If you're look to make money on Bitcoin future contracts I know a way to make money with none of the risk. It is called Arbitrage. The last time I looked the Jan 1 BTC futures contract was trading at $18,300.00 while BTC was trading at around $16,000.00 according to CoinMarketCap.com. Given that Jan 1 BTC doesn't settle until Jan 1, any trader can decide to sell short the higher priced futures contract and buy long the underlying asset which will yield the spread between the two prices at expiration. This is a no brain-er for investors. So why hasn't this been priced in already?
This is my predictions of possible reasons why.

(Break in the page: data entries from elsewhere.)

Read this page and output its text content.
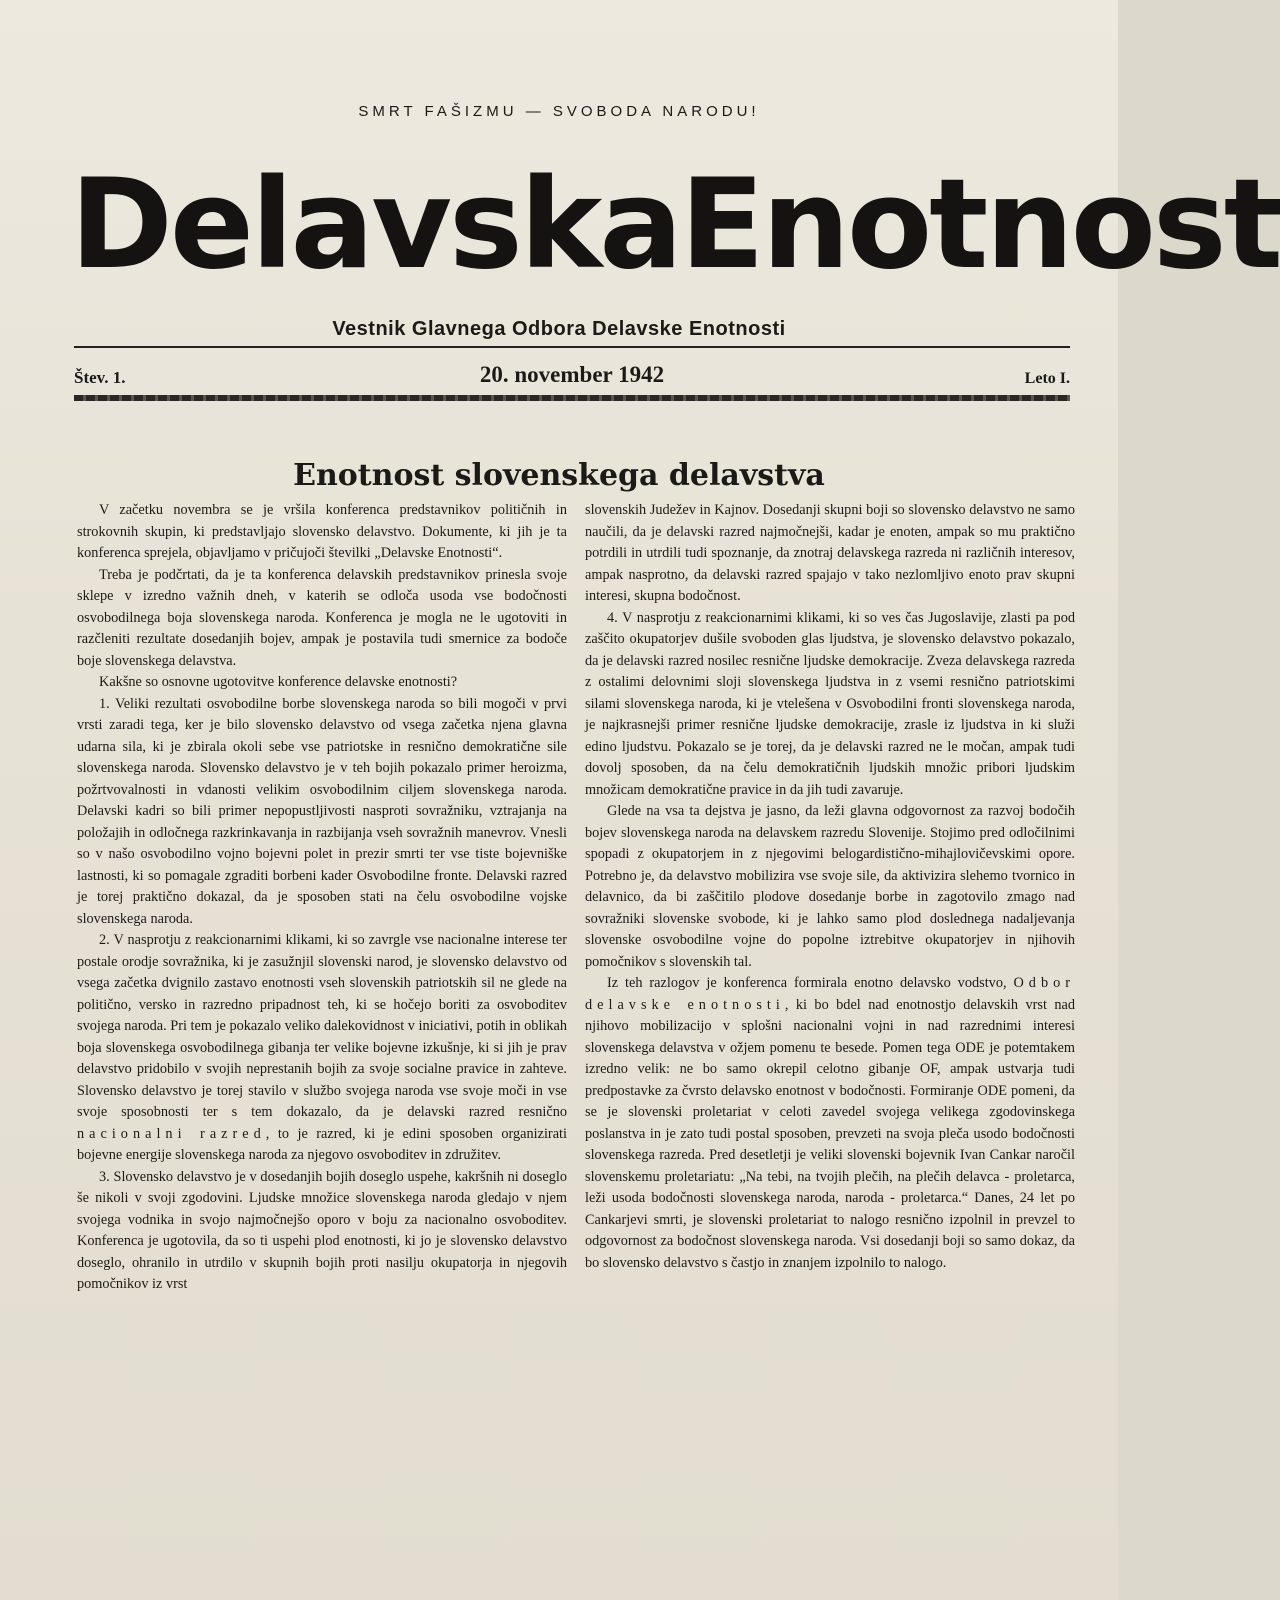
SMRT FAŠIZMU — SVOBODA NARODU!
Delavska Enotnost
Vestnik Glavnega Odbora Delavske Enotnosti
Štev. 1.	20. november 1942	Leto I.
Enotnost slovenskega delavstva

V začetku novembra se je vršila konferenca predstavnikov političnih in strokovnih skupin, ki predstavljajo slovensko delavstvo. Dokumente, ki jih je ta konferenca sprejela, objavljamo v pričujoči številki „Delavske Enotnosti“.

Treba je podčrtati, da je ta konferenca delavskih predstavnikov prinesla svoje sklepe v izredno važnih dneh, v katerih se odloča usoda vse bodočnosti osvobodilnega boja slovenskega naroda. Konferenca je mogla ne le ugotoviti in razčleniti rezultate dosedanjih bojev, ampak je postavila tudi smernice za bodoče boje slovenskega delavstva.

Kakšne so osnovne ugotovitve konference delavske enotnosti?

1. Veliki rezultati osvobodilne borbe slovenskega naroda so bili mogoči v prvi vrsti zaradi tega, ker je bilo slovensko delavstvo od vsega začetka njena glavna udarna sila, ki je zbirala okoli sebe vse patriotske in resnično demokratične sile slovenskega naroda. Slovensko delavstvo je v teh bojih pokazalo primer heroizma, požrtvovalnosti in vdanosti velikim osvobodilnim ciljem slovenskega naroda. Delavski kadri so bili primer nepopustljivosti nasproti sovražniku, vztrajanja na položajih in odločnega razkrinkavanja in razbijanja vseh sovražnih manevrov. Vnesli so v našo osvobodilno vojno bojevni polet in prezir smrti ter vse tiste bojevniške lastnosti, ki so pomagale zgraditi borbeni kader Osvobodilne fronte. Delavski razred je torej praktično dokazal, da je sposoben stati na čelu osvobodilne vojske slovenskega naroda.

2. V nasprotju z reakcionarnimi klikami, ki so zavrgle vse nacionalne interese ter postale orodje sovražnika, ki je zasužnjil slovenski narod, je slovensko delavstvo od vsega začetka dvignilo zastavo enotnosti vseh slovenskih patriotskih sil ne glede na politično, versko in razredno pripadnost teh, ki se hočejo boriti za osvoboditev svojega naroda. Pri tem je pokazalo veliko dalekovidnost v iniciativi, potih in oblikah boja slovenskega osvobodilnega gibanja ter velike bojevne izkušnje, ki si jih je prav delavstvo pridobilo v svojih neprestanih bojih za svoje socialne pravice in zahteve. Slovensko delavstvo je torej stavilo v službo svojega naroda vse svoje moči in vse svoje sposobnosti ter s tem dokazalo, da je delavski razred resnično nacionalni razred, to je razred, ki je edini sposoben organizirati bojevne energije slovenskega naroda za njegovo osvoboditev in združitev.

3. Slovensko delavstvo je v dosedanjih bojih doseglo uspehe, kakršnih ni doseglo še nikoli v svoji zgodovini. Ljudske množice slovenskega naroda gledajo v njem svojega vodnika in svojo najmočnejšo oporo v boju za nacionalno osvoboditev. Konferenca je ugotovila, da so ti uspehi plod enotnosti, ki jo je slovensko delavstvo doseglo, ohranilo in utrdilo v skupnih bojih proti nasilju okupatorja in njegovih pomočnikov iz vrst

slovenskih Judežev in Kajnov. Dosedanji skupni boji so slovensko delavstvo ne samo naučili, da je delavski razred najmočnejši, kadar je enoten, ampak so mu praktično potrdili in utrdili tudi spoznanje, da znotraj delavskega razreda ni različnih interesov, ampak nasprotno, da delavski razred spajajo v tako nezlomljivo enoto prav skupni interesi, skupna bodočnost.

4. V nasprotju z reakcionarnimi klikami, ki so ves čas Jugoslavije, zlasti pa pod zaščito okupatorjev dušile svoboden glas ljudstva, je slovensko delavstvo pokazalo, da je delavski razred nosilec resnične ljudske demokracije. Zveza delavskega razreda z ostalimi delovnimi sloji slovenskega ljudstva in z vsemi resnično patriotskimi silami slovenskega naroda, ki je vtelešena v Osvobodilni fronti slovenskega naroda, je najkrasnejši primer resnične ljudske demokracije, zrasle iz ljudstva in ki služi edino ljudstvu. Pokazalo se je torej, da je delavski razred ne le močan, ampak tudi dovolj sposoben, da na čelu demokratičnih ljudskih množic pribori ljudskim množicam demokratične pravice in da jih tudi zavaruje.

Glede na vsa ta dejstva je jasno, da leži glavna odgovornost za razvoj bodočih bojev slovenskega naroda na delavskem razredu Slovenije. Stojimo pred odločilnimi spopadi z okupatorjem in z njegovimi belogardistično-mihajlovičevskimi opore. Potrebno je, da delavstvo mobilizira vse svoje sile, da aktivizira slehemo tvornico in delavnico, da bi zaščitilo plodove dosedanje borbe in zagotovilo zmago nad sovražniki slovenske svobode, ki je lahko samo plod doslednega nadaljevanja slovenske osvobodilne vojne do popolne iztrebitve okupatorjev in njihovih pomočnikov s slovenskih tal.

Iz teh razlogov je konferenca formirala enotno delavsko vodstvo, Odbor delavske enotnosti, ki bo bdel nad enotnostjo delavskih vrst nad njihovo mobilizacijo v splošni nacionalni vojni in nad razrednimi interesi slovenskega delavstva v ožjem pomenu te besede. Pomen tega ODE je potemtakem izredno velik: ne bo samo okrepil celotno gibanje OF, ampak ustvarja tudi predpostavke za čvrsto delavsko enotnost v bodočnosti. Formiranje ODE pomeni, da se je slovenski proletariat v celoti zavedel svojega velikega zgodovinskega poslanstva in je zato tudi postal sposoben, prevzeti na svoja pleča usodo bodočnosti slovenskega razreda. Pred desetletji je veliki slovenski bojevnik Ivan Cankar naročil slovenskemu proletariatu: „Na tebi, na tvojih plečih, na plečih delavca - proletarca, leži usoda bodočnosti slovenskega naroda, naroda - proletarca.“ Danes, 24 let po Cankarjevi smrti, je slovenski proletariat to nalogo resnično izpolnil in prevzel to odgovornost za bodočnost slovenskega naroda. Vsi dosedanji boji so samo dokaz, da bo slovensko delavstvo s častjo in znanjem izpolnilo to nalogo.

Because of Exchange Risk (unlikely)
The first day of futures contracts went over all very well-- however, the second day demonstrated waning volume which is atypical for newly listed commodities. This could mean investors are skeptical and could believe that the spread will widen. The only way the spread could widen is if the bitcoin futures contract was settled in bitcoin. Since it is settled in cash investors are not stuck with bitcoin at delivery and therefore do not have to take additional risk to sell it post settlement.Because of Margin (likely)
I believe the reason for the spread not closing is because.. wait for it.. because the thing we were all waiting for already happened. Institutional investors are already in the space. I argue this point because existing future/ option exchanges offer up 10x leverage. The CBOE does definitely not give that. 'Institutional investors' do not want to invest in a low margin environment when they can leverage 3.33x on most non-US exchanges (i.e. Bitfinex) and make more money, and b) can easily misreport their earnings and avoid having to pay more taxes than everyone else.